Reliability Modeling for Beyond-5G Mission Critical Networks Using Effective Capacity

TL;DR

This paper introduces a reliability model for beyond-5G URLLC and HRLLC networks using the effective capacity framework, accounting for complex interactions and QoS constraints to optimize system performance.

Contribution

It presents a novel reliability modeling approach that integrates effective capacity with detailed network layer behaviors for ultra-reliable low latency networks.

Findings

Identifies optimal operating conditions satisfying URLLC/HRLLC constraints.

Reveals trade-offs between effective capacity and reliability.

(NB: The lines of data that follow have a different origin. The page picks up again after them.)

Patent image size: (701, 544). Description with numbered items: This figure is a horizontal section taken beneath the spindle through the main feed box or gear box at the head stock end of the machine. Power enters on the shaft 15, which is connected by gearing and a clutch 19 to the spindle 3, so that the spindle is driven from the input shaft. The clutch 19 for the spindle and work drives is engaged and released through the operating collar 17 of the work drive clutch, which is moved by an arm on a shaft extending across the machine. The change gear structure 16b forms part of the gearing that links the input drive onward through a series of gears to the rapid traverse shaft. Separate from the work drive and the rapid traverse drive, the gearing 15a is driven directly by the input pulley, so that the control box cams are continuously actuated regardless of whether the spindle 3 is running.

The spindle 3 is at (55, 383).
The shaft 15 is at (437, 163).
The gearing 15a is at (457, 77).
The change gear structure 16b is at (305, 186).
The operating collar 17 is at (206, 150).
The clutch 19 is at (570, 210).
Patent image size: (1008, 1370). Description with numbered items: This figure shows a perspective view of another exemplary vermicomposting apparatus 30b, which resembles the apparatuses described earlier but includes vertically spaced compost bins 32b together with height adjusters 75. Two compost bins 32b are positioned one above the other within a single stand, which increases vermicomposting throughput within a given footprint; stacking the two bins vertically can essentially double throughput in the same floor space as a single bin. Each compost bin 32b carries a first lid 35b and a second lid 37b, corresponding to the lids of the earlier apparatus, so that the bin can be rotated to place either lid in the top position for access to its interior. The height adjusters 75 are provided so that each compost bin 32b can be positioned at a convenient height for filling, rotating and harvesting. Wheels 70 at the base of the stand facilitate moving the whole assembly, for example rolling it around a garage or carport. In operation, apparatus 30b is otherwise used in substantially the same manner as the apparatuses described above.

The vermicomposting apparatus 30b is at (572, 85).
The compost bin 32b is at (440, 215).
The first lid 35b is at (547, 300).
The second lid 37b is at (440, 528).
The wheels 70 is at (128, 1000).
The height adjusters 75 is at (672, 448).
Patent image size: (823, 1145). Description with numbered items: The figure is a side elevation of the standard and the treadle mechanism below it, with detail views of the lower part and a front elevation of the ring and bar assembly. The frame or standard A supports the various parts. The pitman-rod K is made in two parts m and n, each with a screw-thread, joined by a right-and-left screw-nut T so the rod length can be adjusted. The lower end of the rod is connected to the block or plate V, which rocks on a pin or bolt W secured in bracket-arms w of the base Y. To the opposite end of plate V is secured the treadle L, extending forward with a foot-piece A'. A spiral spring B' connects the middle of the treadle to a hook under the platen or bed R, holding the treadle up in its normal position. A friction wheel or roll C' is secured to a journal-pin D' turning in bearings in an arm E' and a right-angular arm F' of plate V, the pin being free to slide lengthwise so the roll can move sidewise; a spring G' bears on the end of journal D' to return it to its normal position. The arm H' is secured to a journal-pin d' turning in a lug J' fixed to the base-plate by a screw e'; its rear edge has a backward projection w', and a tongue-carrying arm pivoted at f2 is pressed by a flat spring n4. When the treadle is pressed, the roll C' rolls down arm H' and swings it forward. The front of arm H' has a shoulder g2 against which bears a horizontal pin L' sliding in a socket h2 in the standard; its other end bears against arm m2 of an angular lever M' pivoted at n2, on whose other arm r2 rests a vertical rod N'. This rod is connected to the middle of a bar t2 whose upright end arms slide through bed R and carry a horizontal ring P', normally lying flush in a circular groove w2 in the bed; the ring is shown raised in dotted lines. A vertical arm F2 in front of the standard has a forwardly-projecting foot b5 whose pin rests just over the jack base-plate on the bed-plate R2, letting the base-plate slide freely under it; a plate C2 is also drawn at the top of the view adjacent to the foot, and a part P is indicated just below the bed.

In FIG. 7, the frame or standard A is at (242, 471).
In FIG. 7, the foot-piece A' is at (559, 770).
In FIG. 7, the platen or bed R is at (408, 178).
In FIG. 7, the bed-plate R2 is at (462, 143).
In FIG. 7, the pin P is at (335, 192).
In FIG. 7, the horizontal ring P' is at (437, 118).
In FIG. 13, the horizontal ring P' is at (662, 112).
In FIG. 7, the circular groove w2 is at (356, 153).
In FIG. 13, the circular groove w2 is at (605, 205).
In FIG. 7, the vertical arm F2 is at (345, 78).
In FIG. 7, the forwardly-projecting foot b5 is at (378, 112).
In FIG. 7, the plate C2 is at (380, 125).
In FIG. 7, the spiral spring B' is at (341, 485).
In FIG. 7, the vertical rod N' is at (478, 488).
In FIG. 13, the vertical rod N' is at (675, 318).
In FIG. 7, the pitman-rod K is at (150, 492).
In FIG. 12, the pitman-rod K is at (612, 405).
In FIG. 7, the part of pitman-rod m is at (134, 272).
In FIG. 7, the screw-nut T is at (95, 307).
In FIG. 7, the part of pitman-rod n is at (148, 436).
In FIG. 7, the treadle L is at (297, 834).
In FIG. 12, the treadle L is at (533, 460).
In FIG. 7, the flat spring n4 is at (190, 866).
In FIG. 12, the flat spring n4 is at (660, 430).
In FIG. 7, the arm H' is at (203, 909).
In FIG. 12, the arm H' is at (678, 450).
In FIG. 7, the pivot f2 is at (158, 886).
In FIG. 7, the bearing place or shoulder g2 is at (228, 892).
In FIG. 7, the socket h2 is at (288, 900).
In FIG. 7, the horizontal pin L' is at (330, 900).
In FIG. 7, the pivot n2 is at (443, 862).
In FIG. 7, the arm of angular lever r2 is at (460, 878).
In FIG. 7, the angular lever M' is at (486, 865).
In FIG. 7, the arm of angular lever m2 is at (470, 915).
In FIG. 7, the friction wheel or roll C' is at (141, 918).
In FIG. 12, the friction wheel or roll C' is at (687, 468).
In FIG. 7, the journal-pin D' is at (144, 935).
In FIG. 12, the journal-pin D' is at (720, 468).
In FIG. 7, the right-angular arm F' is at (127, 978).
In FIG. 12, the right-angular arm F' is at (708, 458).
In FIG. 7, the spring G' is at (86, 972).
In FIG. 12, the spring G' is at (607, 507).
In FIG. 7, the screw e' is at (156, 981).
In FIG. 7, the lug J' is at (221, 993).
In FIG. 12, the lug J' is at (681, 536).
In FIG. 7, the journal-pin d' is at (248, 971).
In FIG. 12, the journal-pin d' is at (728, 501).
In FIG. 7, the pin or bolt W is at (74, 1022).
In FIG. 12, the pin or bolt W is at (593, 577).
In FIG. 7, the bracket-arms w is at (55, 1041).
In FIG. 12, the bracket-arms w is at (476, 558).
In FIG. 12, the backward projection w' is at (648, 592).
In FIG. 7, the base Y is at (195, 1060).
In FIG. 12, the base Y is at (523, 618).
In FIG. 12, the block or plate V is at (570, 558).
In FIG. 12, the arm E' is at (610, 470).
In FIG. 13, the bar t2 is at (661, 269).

Provides design guidance for next-generation mission-critical networks.

Abstract

Accurate reliability modeling for ultra-reliable low latency communication (URLLC) and hyper-reliable low latency communication (HRLLC) networks is challenging due to the complex interactions between network layers required to meet stringent requirements. In this paper, we propose such a model. We consider the acknowledged mode of the radio link control (RLC) layer, utilizing separate buffers for transmissions and retransmissions, along with the behavior of physical channels. Our approach leverages the effective capacity (EC) framework, which quantifies the maximum constant arrival rate a time-varying wireless channel can support while meeting statistical quality of service (QoS) constraints. We derive a reliability model that incorporates delay violations, various latency components, and multiple transmission attempts. Our method identifies optimal operating conditions that satisfy URLLC/HRLLC constraints while maintaining near-optimal EC, ensuring the system can handle peak traffic with a guaranteed QoS. Our model reveals critical trade-offs between EC and reliability across various use cases, providing guidance for URLLC/HRLLC network design for service providers and system designers.